This has been a week of transitions. On one hand my daughter graduated from college. On the other—I had to put one big project on hold and then a friend fired me. While I wish I was spending the majority of my time reflecting on my daughter's bright future I find myself mourning the loss of my projects.
I can't say either project's demise came out of the blue. The first client has been slow from the start with payment. But I know that as soon as their cash flow improves our work will start again. The second project had several warning signs I stubbornly refused to acknowledge.
A friend came to me last year looking for an identity concept for a new business. After discussing goals, writing a brief and compiling inspiration boards it was clear that the business concept needed work and we killed the project. Despite working several billable hours, I didn't send an invoice (mistake number 1) because it was clear that they needed to refine their business plan. And sure enough about sixth months later they were back with a new name and concept. This time they contracted with me for two things—a logo that could be applied to stationery items and a website and a business card design and production. As we moved through the design process it became clear that the brief we agreed to and their response to my sketches didn't quite match up (mistake number 2, we should have revisited the brief). And worse, the premium production methods they craved didn't fit into their start up budget.
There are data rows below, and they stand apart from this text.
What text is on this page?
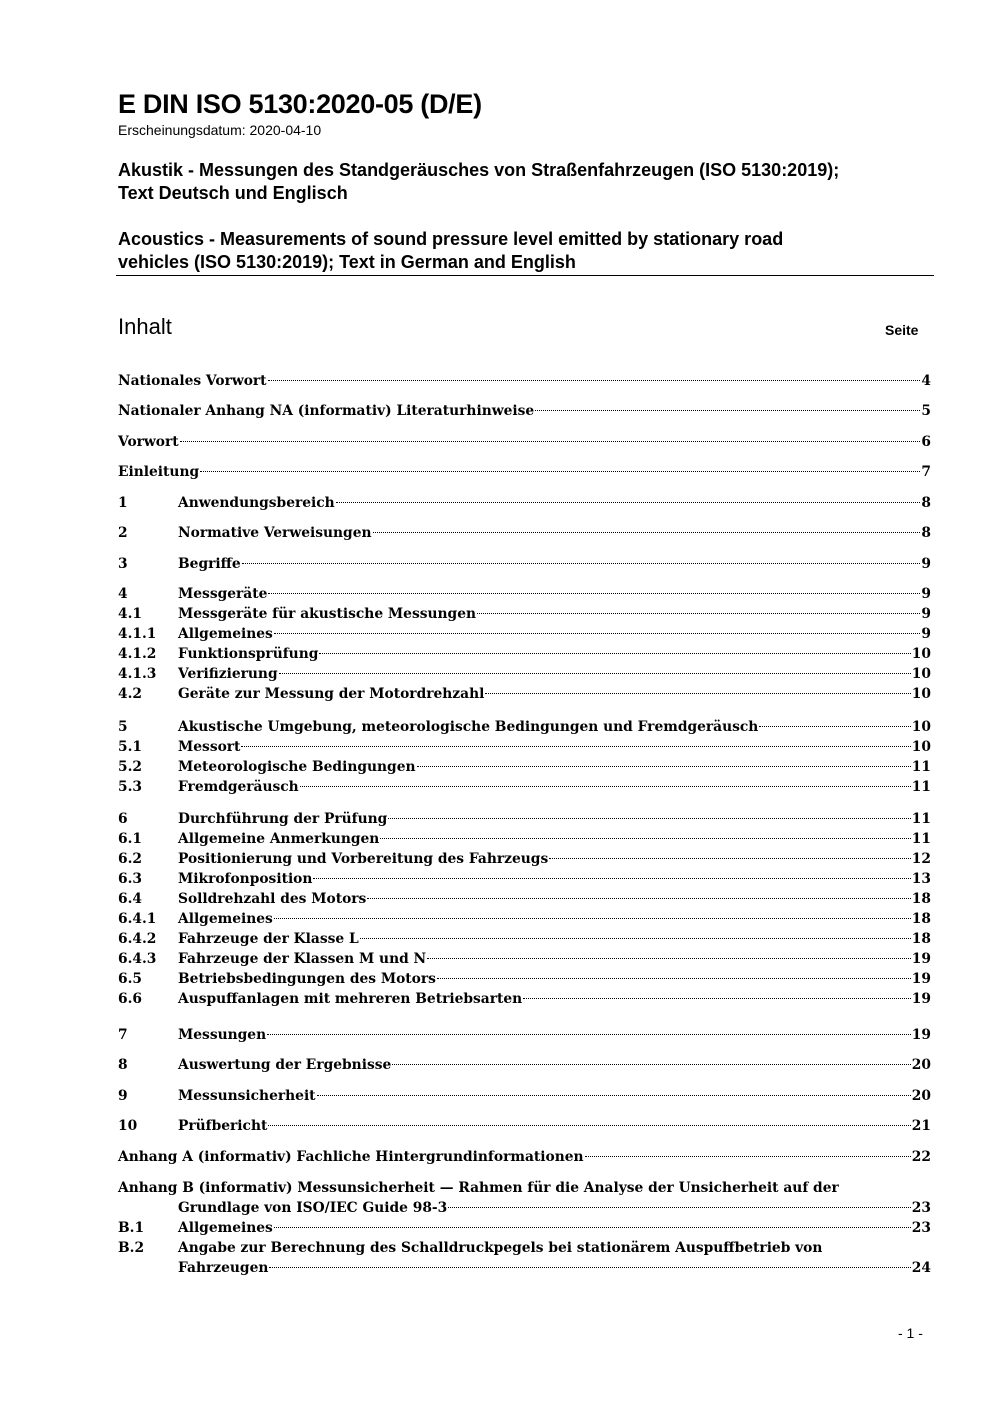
E DIN ISO 5130:2020-05 (D/E)
Erscheinungsdatum: 2020-04-10
Akustik - Messungen des Standgeräusches von Straßenfahrzeugen (ISO 5130:2019);
Text Deutsch und Englisch
Acoustics - Measurements of sound pressure level emitted by stationary road
vehicles (ISO 5130:2019); Text in German and English
Inhalt	Seite
Nationales Vorwort	4
Nationaler Anhang NA (informativ) Literaturhinweise	5
Vorwort	6
Einleitung	7
1	Anwendungsbereich	8
2	Normative Verweisungen	8
3	Begriffe	9
4	Messgeräte	9
4.1	Messgeräte für akustische Messungen	9
4.1.1	Allgemeines	9
4.1.2	Funktionsprüfung	10
4.1.3	Verifizierung	10
4.2	Geräte zur Messung der Motordrehzahl	10
5	Akustische Umgebung, meteorologische Bedingungen und Fremdgeräusch	10
5.1	Messort	10
5.2	Meteorologische Bedingungen	11
5.3	Fremdgeräusch	11
6	Durchführung der Prüfung	11
6.1	Allgemeine Anmerkungen	11
6.2	Positionierung und Vorbereitung des Fahrzeugs	12
6.3	Mikrofonposition	13
6.4	Solldrehzahl des Motors	18
6.4.1	Allgemeines	18
6.4.2	Fahrzeuge der Klasse L	18
6.4.3	Fahrzeuge der Klassen M und N	19
6.5	Betriebsbedingungen des Motors	19
6.6	Auspuffanlagen mit mehreren Betriebsarten	19
7	Messungen	19
8	Auswertung der Ergebnisse	20
9	Messunsicherheit	20
10	Prüfbericht	21
Anhang A (informativ) Fachliche Hintergrundinformationen	22
Anhang B (informativ) Messunsicherheit — Rahmen für die Analyse der Unsicherheit auf der
Grundlage von ISO/IEC Guide 98-3	23
B.1	Allgemeines	23
B.2	Angabe zur Berechnung des Schalldruckpegels bei stationärem Auspuffbetrieb von
Fahrzeugen	24
- 1 -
But somehow I kept digging in. Because the client is a friend I scrambled and designed additional work (you know, another mistake). My desire to please and to encourage them to feel ownership of the process was my downfall. I exceeded the allotted design hours times two.
Here is the rub
The identity is nice. It fulfills the original brief. It is visually simple, unique and a little quirky. (I will probably enter it in a couple of competitions.) It works well at a variety of sizes and in one color or full color. It absolutely fits the clients brand. And I am proud of the design. But ultimately none of that matters because the client isn't happy. What they really wanted but couldn't articulate was something hipster or trendy like this.
So while I mourn the work, I know that the design they want is not something I want to do. I understand visual trends. I subscribe to journals, scour the annuals and regularly read design bloggers. Being on trend is really useful when I'm creating limited-time promotional pieces or ads for my clients. But identity and logo work should be held to higher standards. Logos shouldn't be trendy—because trends come as quickly as they go and your mark will suddenly look out of date.
I believe that a good logo should be:
—easy to reproduce in the intended mediums
It should feel like the only right answer, or at least the obvious answer.
But simple design is tough. The client and the designer have to be on the same page at every step in the process. There has to be a clarity of concept and attention to detail from the first sketch through final print production. Work with this kind of focus and visual simplicity is deceptively hard. It is also incredibly rewarding—there is nothing better than seeing work created a dozen years ago still in regular use and looking fresh.
After 30 years as a practicing designer I'm entitled to my opinions—but I'm interested in hearing your thoughts. What do you think defines a good logo?
(p.s. Don't worry about me. I had two new business meetings last week and I can guarantee I'm going to work very hard not to make the same mistakes.)